| We live in an era of rising global strongmen and eroding guardrails for democracy. Judaism has seen much in its 3,500 years, including the rise and fall of many strongmen. Effective frontal confrontations are rare against absolute power and its penchant for corruption. Such powers tend to entrench themselves by means as damaging and corrupt as they are. More common are less attention-grabbing ways to subvert absolute power. These tend to be less frontal, less direct, maybe less effective taken one by one. But together, they make the difference. |
By Rabbi David Evan Markus
Vayigash 5786 (2025)
Niccòlo Macchiavelli, political theorist of early 1500s “The Prince” fame, had plenty of reason to write that “Power tends to corrupt, and absolute power corrupts absolutely.” History already proved his point amply – and the next five centuries would amplify it as power and tyrants became ever more lethal.
History records many direct confrontations to absolute power ranging from armed rebellions (the American Revolution) to mainly peaceful protests and civil disobedience (the U.S. Civil Rights Movement). Hanukkah and Purim both emerged after armed battles against tyrants; even the Holocaust faced heroic revolts from within.
In most instances, subverting absolute power takes less visible, violent and newsworthy forms – but profoundly effective even so. Buried in Torah’s story of Joseph is perhaps a first example so subtle that on first read we might miss it, but in context it profoundly stood up for values.
During the Egyptian famine that catapulted Joseph to power as Pharaoh’s minister, the starving people of Egypt went to Joseph and pleaded to him (Genesis 47:19–20):
| לָ֧מָּה נָמ֣וּת לְעֵינֶ֗יךָ גַּם־אֲנַ֙חְנוּ֙ גַּ֣ם אַדְמָתֵ֔נוּ קְנֵֽה־אֹתָ֥נוּ וְאֶת־אַדְמָתֵ֖נוּ בַּלָּ֑חֶם וְנִֽהְיֶ֞ה אֲנַ֤חְנוּ וְאַדְמָתֵ֙נוּ֙ עֲבָדִ֣ים לְפַרְעֹ֔ה וְתֶן־זֶ֗רַע וְנִֽחְיֶה֙ וְלֹ֣א נָמ֔וּת וְהָאֲדָמָ֖ה לֹ֥א תֵשָֽׁם׃ וַיִּ֨קֶן יוֹסֵ֜ף אֶת־כָּל־אַדְמַ֤ת מִצְרַ֙יִם֙ לְפַרְעֹ֔ה כִּֽי־מָכְר֤וּ מִצְרַ֙יִם֙ אִ֣ישׁ שָׂדֵ֔הוּ כִּֽי־חָזַ֥ק עֲלֵהֶ֖ם הָרָעָ֑ב וַתְּהִ֥י הָאָ֖רֶץ לְפַרְעֹֽה׃ | “Don’t let us die before your eyes – not us and not our land. Buy us and our land for bread, and we with our land will be serfs to Pharaoh: give [planting] seed so we can live and not die – and so the land will not become waste.” Joseph gained for Pharaoh all the land of Egypt, each Egyptian having sold their fields because the famine was too much for them. The land became Pharaoh’s. |
This moment made Pharaoh fabulously wealthy: he now owned all the land of Egypt itself – a forerunner to modern absolute monarchy. It was manipulative and cruel, and Joseph helped it happen. True.

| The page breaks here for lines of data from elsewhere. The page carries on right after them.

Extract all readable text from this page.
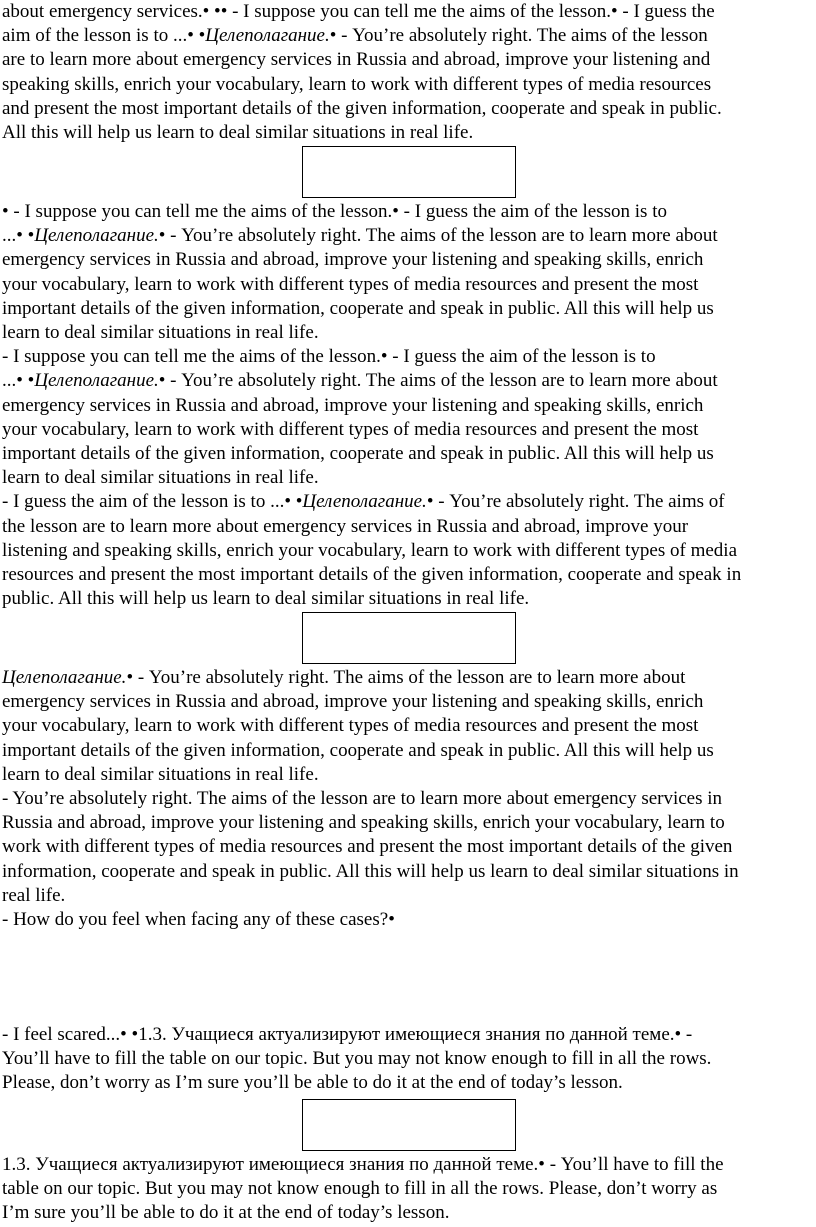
about emergency services.• •• - I suppose you can tell me the aims of the lesson.• - I guess the
aim of the lesson is to ...• •Целеполагание.• - You’re absolutely right. The aims of the lesson
are to learn more about emergency services in Russia and abroad, improve your listening and
speaking skills, enrich your vocabulary, learn to work with different types of media resources
and present the most important details of the given information, cooperate and speak in public.
All this will help us learn to deal similar situations in real life.
• - I suppose you can tell me the aims of the lesson.• - I guess the aim of the lesson is to
...• •Целеполагание.• - You’re absolutely right. The aims of the lesson are to learn more about
emergency services in Russia and abroad, improve your listening and speaking skills, enrich
your vocabulary, learn to work with different types of media resources and present the most
important details of the given information, cooperate and speak in public. All this will help us
learn to deal similar situations in real life.
- I suppose you can tell me the aims of the lesson.• - I guess the aim of the lesson is to
...• •Целеполагание.• - You’re absolutely right. The aims of the lesson are to learn more about
emergency services in Russia and abroad, improve your listening and speaking skills, enrich
your vocabulary, learn to work with different types of media resources and present the most
important details of the given information, cooperate and speak in public. All this will help us
learn to deal similar situations in real life.
- I guess the aim of the lesson is to ...• •Целеполагание.• - You’re absolutely right. The aims of
the lesson are to learn more about emergency services in Russia and abroad, improve your
listening and speaking skills, enrich your vocabulary, learn to work with different types of media
resources and present the most important details of the given information, cooperate and speak in
public. All this will help us learn to deal similar situations in real life.
Целеполагание.• - You’re absolutely right. The aims of the lesson are to learn more about
emergency services in Russia and abroad, improve your listening and speaking skills, enrich
your vocabulary, learn to work with different types of media resources and present the most
important details of the given information, cooperate and speak in public. All this will help us
learn to deal similar situations in real life.
- You’re absolutely right. The aims of the lesson are to learn more about emergency services in
Russia and abroad, improve your listening and speaking skills, enrich your vocabulary, learn to
work with different types of media resources and present the most important details of the given
information, cooperate and speak in public. All this will help us learn to deal similar situations in
real life.
- How do you feel when facing any of these cases?•
- I feel scared...• •1.3. Учащиеся актуализируют имеющиеся знания по данной теме.• -
You’ll have to fill the table on our topic. But you may not know enough to fill in all the rows.
Please, don’t worry as I’m sure you’ll be able to do it at the end of today’s lesson.
1.3. Учащиеся актуализируют имеющиеся знания по данной теме.• - You’ll have to fill the
table on our topic. But you may not know enough to fill in all the rows. Please, don’t worry as
I’m sure you’ll be able to do it at the end of today’s lesson.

And, read again. The people said, “Buy us and our land,” a deal Pharaoh might have approved – but not Joseph. Torah holds only that Joseph purchased the land. Joseph would not turn people into property, as he himself had been.
This not-worst outcome might seem scant comfort to us over 3,500 years later. It might pain us that anyone would capitalize on disaster or condition humanitarian aid on anything. Yet in its day, Joseph’s subtle subversion was a big deal: it might be Western life’s first recorded check on otherwise absolute power.
Society’s tides can be tremendously powerful. It is rare that one person, group or moment will halt a tyrant or radically change history’s course. We might despair that we can’t do more, and therefore despair of doing anything.
Yet as Joseph shows us, we all can find ways. But even if less newsworthy or entirely invisible, there are ways large and small that people of all kinds can bend history and redirect its waves – and collectively they add up.
We do it every time we stand up for principle over power.We do it every time we think for ourselves, however strong another might be.We do it every time we use our market power to uplift values over convenience.Find your ways and take your stands. And as you do, know that you join a flow over 3,500 years strong of our people doing just that – shifting the course of history bit by bit, insisting that there be no absolute power in human affairs.